I have taken Linnea’s course too. It is great.
The summary clarifies a lot. Thanks for posting.
Some comments: You write that you are introducing the hero and heroine separately. That is a tradition format for romance.
Chapter 1 is the hero; Here is your description of the hero.
Scarred at age ten, when a near-fatal fire triggered his wealthy parents to divorce, Shane Kendrick is determined to learn every practical skill possible and prove he doesn’t need their money or connections to succeed.
(I am thinking that instead of every skill, maybe survival skills so he is never trapped in a fire or deadly situation again? That raises the stakes and ties directly to the core fear.)
He hates how powerful people dictate to “little” people while claiming what they are doing is based on love.

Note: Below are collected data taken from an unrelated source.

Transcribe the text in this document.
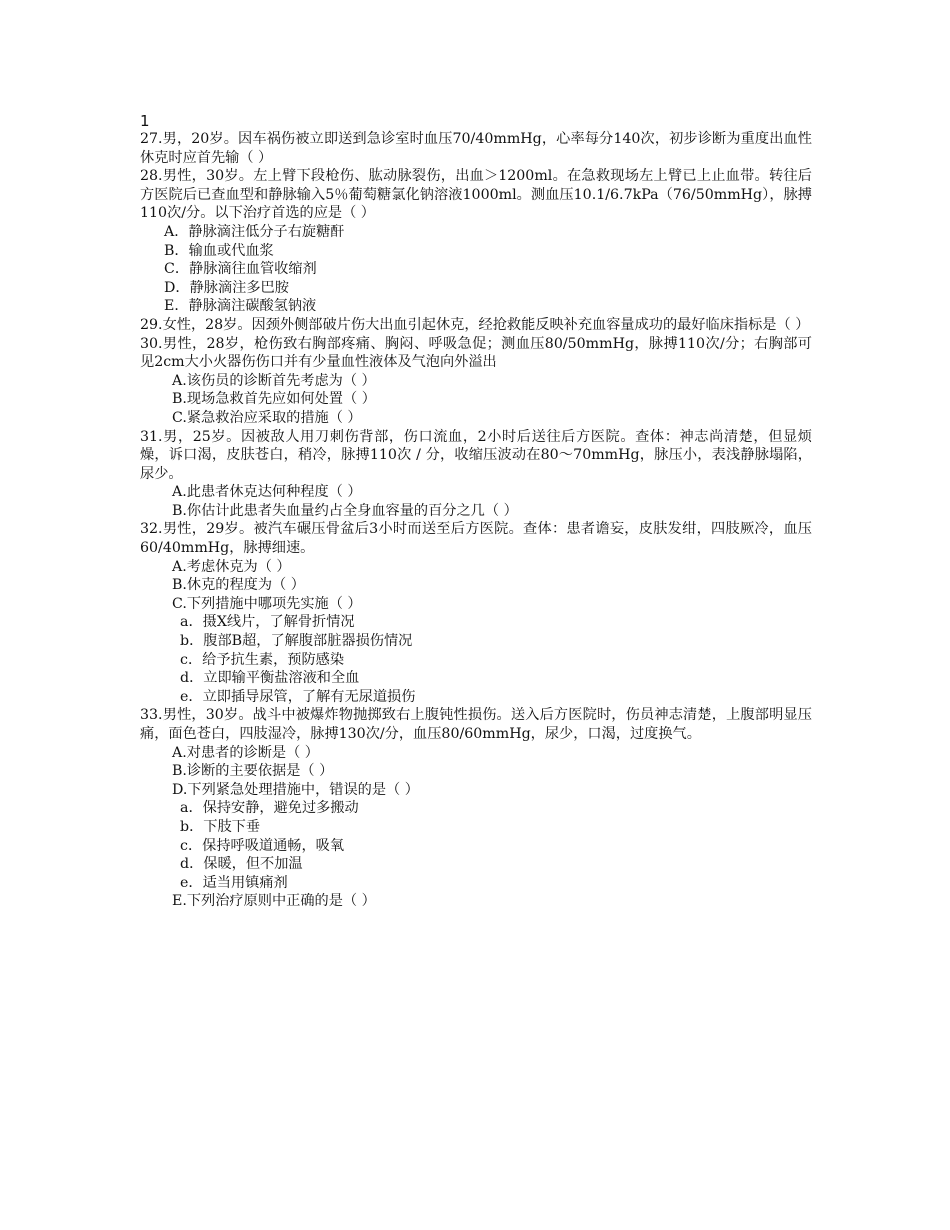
1
27.男，20岁。因车祸伤被立即送到急诊室时血压70/40mmHg，心率每分140次，初步诊断为重度出血性休克时应首先输（ ）
28.男性，30岁。左上臂下段枪伤、肱动脉裂伤，出血＞1200ml。在急救现场左上臂已上止血带。转往后方医院后已查血型和静脉输入5％葡萄糖氯化钠溶液1000ml。测血压10.1/6.7kPa（76/50mmHg），脉搏110次/分。以下治疗首选的应是（ ）
A．静脉滴注低分子右旋糖酐
B．输血或代血浆
C．静脉滴往血管收缩剂
D．静脉滴注多巴胺
E．静脉滴注碳酸氢钠液
29.女性，28岁。因颈外侧部破片伤大出血引起休克，经抢救能反映补充血容量成功的最好临床指标是（ ）
30.男性，28岁，枪伤致右胸部疼痛、胸闷、呼吸急促；测血压80/50mmHg，脉搏110次/分；右胸部可见2cm大小火器伤伤口并有少量血性液体及气泡向外溢出
A.该伤员的诊断首先考虑为（ ）
B.现场急救首先应如何处置（ ）
C.紧急救治应采取的措施（ ）
31.男，25岁。因被敌人用刀刺伤背部，伤口流血，2小时后送往后方医院。查体：神志尚清楚，但显烦燥，诉口渴，皮肤苍白，稍冷，脉搏110次 / 分，收缩压波动在80～70mmHg，脉压小，表浅静脉塌陷，尿少。
A.此患者休克达何种程度（ ）
B.你估计此患者失血量约占全身血容量的百分之几（ ）
32.男性，29岁。被汽车碾压骨盆后3小时而送至后方医院。查体：患者谵妄，皮肤发绀，四肢厥冷，血压60/40mmHg，脉搏细速。
A.考虑休克为（ ）
B.休克的程度为（ ）
C.下列措施中哪项先实施（ ）
a．摄X线片，了解骨折情况
b．腹部B超，了解腹部脏器损伤情况
c．给予抗生素，预防感染
d．立即输平衡盐溶液和全血
e．立即插导尿管，了解有无尿道损伤
33.男性，30岁。战斗中被爆炸物抛掷致右上腹钝性损伤。送入后方医院时，伤员神志清楚，上腹部明显压痛，面色苍白，四肢湿冷，脉搏130次/分，血压80/60mmHg，尿少，口渴，过度换气。
A.对患者的诊断是（ ）
B.诊断的主要依据是（ ）
D.下列紧急处理措施中，错误的是（ ）
a．保持安静，避免过多搬动
b．下肢下垂
c．保持呼吸道通畅，吸氧
d．保暖，但不加温
e．适当用镇痛剂
E.下列治疗原则中正确的是（ ）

(what is the backstory for this? Who are the little people he cares about – the middle school kids? Will they play a big role in the story or will he transfer this to another weak individual – the love interest? her kids?)
He will meet his love interest in the next town. (Some foreshadowing of that in the opening is needed. Lots of choices for that. I suggested some in the crit.)

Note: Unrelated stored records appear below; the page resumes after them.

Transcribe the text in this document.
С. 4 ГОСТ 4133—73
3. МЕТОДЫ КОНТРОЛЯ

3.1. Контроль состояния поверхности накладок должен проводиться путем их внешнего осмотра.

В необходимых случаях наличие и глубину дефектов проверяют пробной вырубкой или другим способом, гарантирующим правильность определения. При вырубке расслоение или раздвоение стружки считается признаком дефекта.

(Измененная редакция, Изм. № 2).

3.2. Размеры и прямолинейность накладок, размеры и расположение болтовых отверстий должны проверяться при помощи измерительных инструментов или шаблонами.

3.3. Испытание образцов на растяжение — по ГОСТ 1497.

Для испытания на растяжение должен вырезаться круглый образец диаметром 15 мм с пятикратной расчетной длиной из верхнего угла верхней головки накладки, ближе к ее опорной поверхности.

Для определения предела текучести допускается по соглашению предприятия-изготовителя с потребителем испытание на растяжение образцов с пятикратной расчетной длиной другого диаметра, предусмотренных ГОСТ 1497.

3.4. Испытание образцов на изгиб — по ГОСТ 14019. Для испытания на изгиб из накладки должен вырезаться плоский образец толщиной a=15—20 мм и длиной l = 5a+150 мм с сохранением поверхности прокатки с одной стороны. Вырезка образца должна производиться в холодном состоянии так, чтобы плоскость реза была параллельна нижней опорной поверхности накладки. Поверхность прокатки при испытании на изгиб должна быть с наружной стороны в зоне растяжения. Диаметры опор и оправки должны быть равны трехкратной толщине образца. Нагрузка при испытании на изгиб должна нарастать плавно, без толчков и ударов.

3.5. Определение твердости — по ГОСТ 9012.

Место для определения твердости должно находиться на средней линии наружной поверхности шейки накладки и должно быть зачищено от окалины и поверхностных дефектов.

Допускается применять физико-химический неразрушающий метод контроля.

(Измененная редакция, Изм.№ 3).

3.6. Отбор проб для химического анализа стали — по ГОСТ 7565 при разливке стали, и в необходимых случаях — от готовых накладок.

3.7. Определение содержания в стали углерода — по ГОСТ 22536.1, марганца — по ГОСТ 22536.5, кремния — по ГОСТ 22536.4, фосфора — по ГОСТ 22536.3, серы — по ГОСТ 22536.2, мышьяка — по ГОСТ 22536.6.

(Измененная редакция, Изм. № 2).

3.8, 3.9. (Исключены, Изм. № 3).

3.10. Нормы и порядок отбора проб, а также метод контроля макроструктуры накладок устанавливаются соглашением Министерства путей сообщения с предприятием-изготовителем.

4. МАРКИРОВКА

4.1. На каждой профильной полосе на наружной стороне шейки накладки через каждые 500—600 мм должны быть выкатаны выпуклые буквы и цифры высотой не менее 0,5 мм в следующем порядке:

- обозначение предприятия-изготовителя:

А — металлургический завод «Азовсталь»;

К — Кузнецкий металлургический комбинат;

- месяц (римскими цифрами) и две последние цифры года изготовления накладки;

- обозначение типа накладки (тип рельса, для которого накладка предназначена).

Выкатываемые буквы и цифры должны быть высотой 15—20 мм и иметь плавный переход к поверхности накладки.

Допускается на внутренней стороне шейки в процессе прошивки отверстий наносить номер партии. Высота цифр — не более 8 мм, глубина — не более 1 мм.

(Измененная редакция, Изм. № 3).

Definitely change the encounter with the new owner – make it a man or someone not able to be seen as a possible love interest. You could also skip and start with him packing and ranting about losing the job.)
These are just ideas to toss around. One thing I have learned from Linnea is to not worry about the opening until the rest of the draft is done. Then you rewrite the opening to fit the actual story your wrote.
Starting a new story is so much fun.